O homem compreende que, em relação ao pássaro, ele é um rei. Mas, por outro lado, é um monarca derrotado que precisa recuperar a sua superioridade. Senta-se, então, sobre uma pedra amiga e começa a pensar: “Quem fez esse pássaro? Quem fez esta pedra em forma de banco, esperando, há dez ou vinte mil anos, o dia em que eu viesse sentar-me nela para pensar um pouco? Quem fez o primeiro homem, o primeiro casal do qual eu descendo? Quem fez todas as coisas? Quem é o Autor, não só desta harmonia, mas do pássaro, do peixe, da realidade? Quem foi? Foram vários autores?”
Já imaginaram várias firmas de engenharia construindo, ao mesmo tempo, um prédio? Ainda que fossem as melhores do mundo, quanta brigaria sairia, quanta desordem! Há obras que admitem um só autor! Quem e como é esse Um só? Como é a inteligência e o poder d’Ele para ter feito tudo isto? Ele tirou tudo do nada. Fazer, o que significa a palavra fazer? Houve um momento em que essas coisas não existiam e num instante ele disse: “Faça-se!” e elas passaram a existir!
Lembro-me, a esse propósito, de um provérbio chinês que diz: “Se um homem não escreveu um livro, não plantou uma árvore ou não teve um filho, ele não viveu!” Esse homem não foi causa de nada na sua vida. E quem não é causa de nada, não viveu! Há um certo exagero poético oriental, mas quanta verdade há dentro disso.
Então, ao nos colocarmos diante do Ser – Deus, Autor de todas as coisas –, imaginamos ter chegado ao fim das nossas elucubrações: “Que coisa enorme, colossal! Ele é poderosíssimo! Oh, Deus!”
O homem: ser racional e contingente
Depois de ter construído essa imagem verdadeira de Deus, o espírito é levado a pensar: “Este Deus tão perfeito, infinito, que fez tudo isso, criou-me, deu-me uma alma imortal e infundiu-a no corpo que os meus pais geraram, constituiu-me o rei de todas as coisas, é bem verdade. Entretanto, também me fez fraco. Como sou frágil! Posso adoecer a qualquer momento ou, de repente, cair-me um galho em cima da cabeça e com isso eu morrer; pode ser que venha uma tempestade, pegue-me numa má hora e eu adoeça. Quanta coisa me pode destruir! Ao mesmo tempo sinto-me imenso como um rei e pequenino como um verme.

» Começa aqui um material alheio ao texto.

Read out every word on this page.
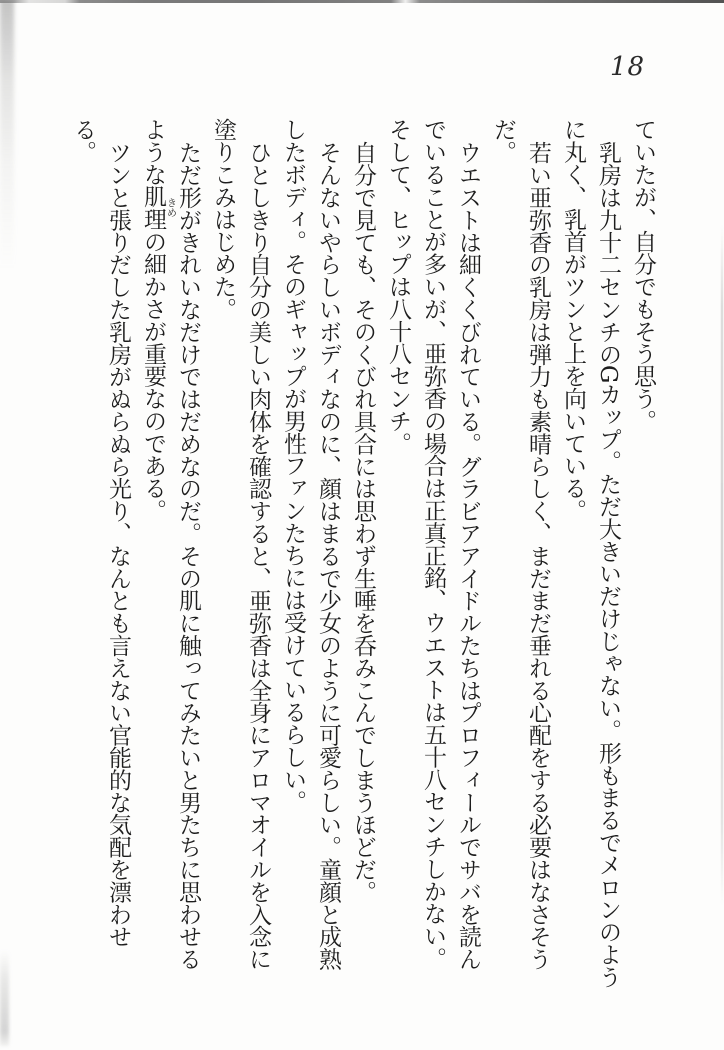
18

ていたが、自分でもそう思う。

乳房は九十二センチのGカップ。ただ大きいだけじゃない。形もまるでメロンのように丸く、乳首がツンと上を向いている。

若い亜弥香の乳房は弾力も素晴らしく、まだまだ垂れる心配をする必要はなさそうだ。

ウエストは細くくびれている。グラビアアイドルたちはプロフィールでサバを読んでいることが多いが、亜弥香の場合は正真正銘、ウエストは五十八センチしかない。そして、ヒップは八十八センチ。

自分で見ても、そのくびれ具合には思わず生唾を呑みこんでしまうほどだ。

そんないやらしいボディなのに、顔はまるで少女のように可愛らしい。童顔と成熟したボディ。そのギャップが男性ファンたちには受けているらしい。

ひとしきり自分の美しい肉体を確認すると、亜弥香は全身にアロマオイルを入念に塗りこみはじめた。

ただ形がきれいなだけではだめなのだ。その肌に触ってみたいと男たちに思わせるような肌理きめの細かさが重要なのである。

ツンと張りだした乳房がぬらぬら光り、なんとも言えない官能的な気配を漂わせる。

“O Criador colocou um ser no ápice das obras: o homem. Realmente uma obra-prima, porque tem inteligência e vontade. Os demais seres não inteligentes são incapazes de querer. Eles ignoram quem os criou. Eu não; dos píncaros, que é o meu pensamento, vejo nascer o Sol, que é Deus!
“Contudo, aplica-se ao homem a expressão francesa: tout passe, tout casse, tout lasse et tout se remplace… Tudo passa, tudo se quebra, tudo produz saciedade e, afinal, tudo se substitui. Em certo momento, também terei passado e meu corpo vai jazer num cemitério, e meu cadáver não servirá para nada. Estas ou aquelas pessoas cansaram-se de minha companhia como eu me cansei da companhia delas. Tudo é efêmero, passa e se substitui continuamente.
“Ó Deus, por que fizestes uma coisa destas? Meus olhos se voltam para o peixinho ou para o pássaro. Por que me destes conhecer essas vidas possíveis em outros, mas nunca as viverei? Para eu desejar o que nunca terei? Meu Deus, que enigma eu sou para mim mesmo! Até ouso dizer: Meu Deus, sois para mim, ao mesmo tempo, uma maravilha e um mistério. Por que me destes tanto: ser tudo quanto é ser homem? E por que me destes tão pouco, fazendo-me ser senão um homem? Tudo isto me conduz ao píncaro do raciocínio e do mistério.”
Oh! Como é belo e nobre o homem, pela sua razão, chegar a esse píncaro, resolvê-lo e ordená-lo! Como ele consegue isso? Pela verdade, pelo bem e pela beleza.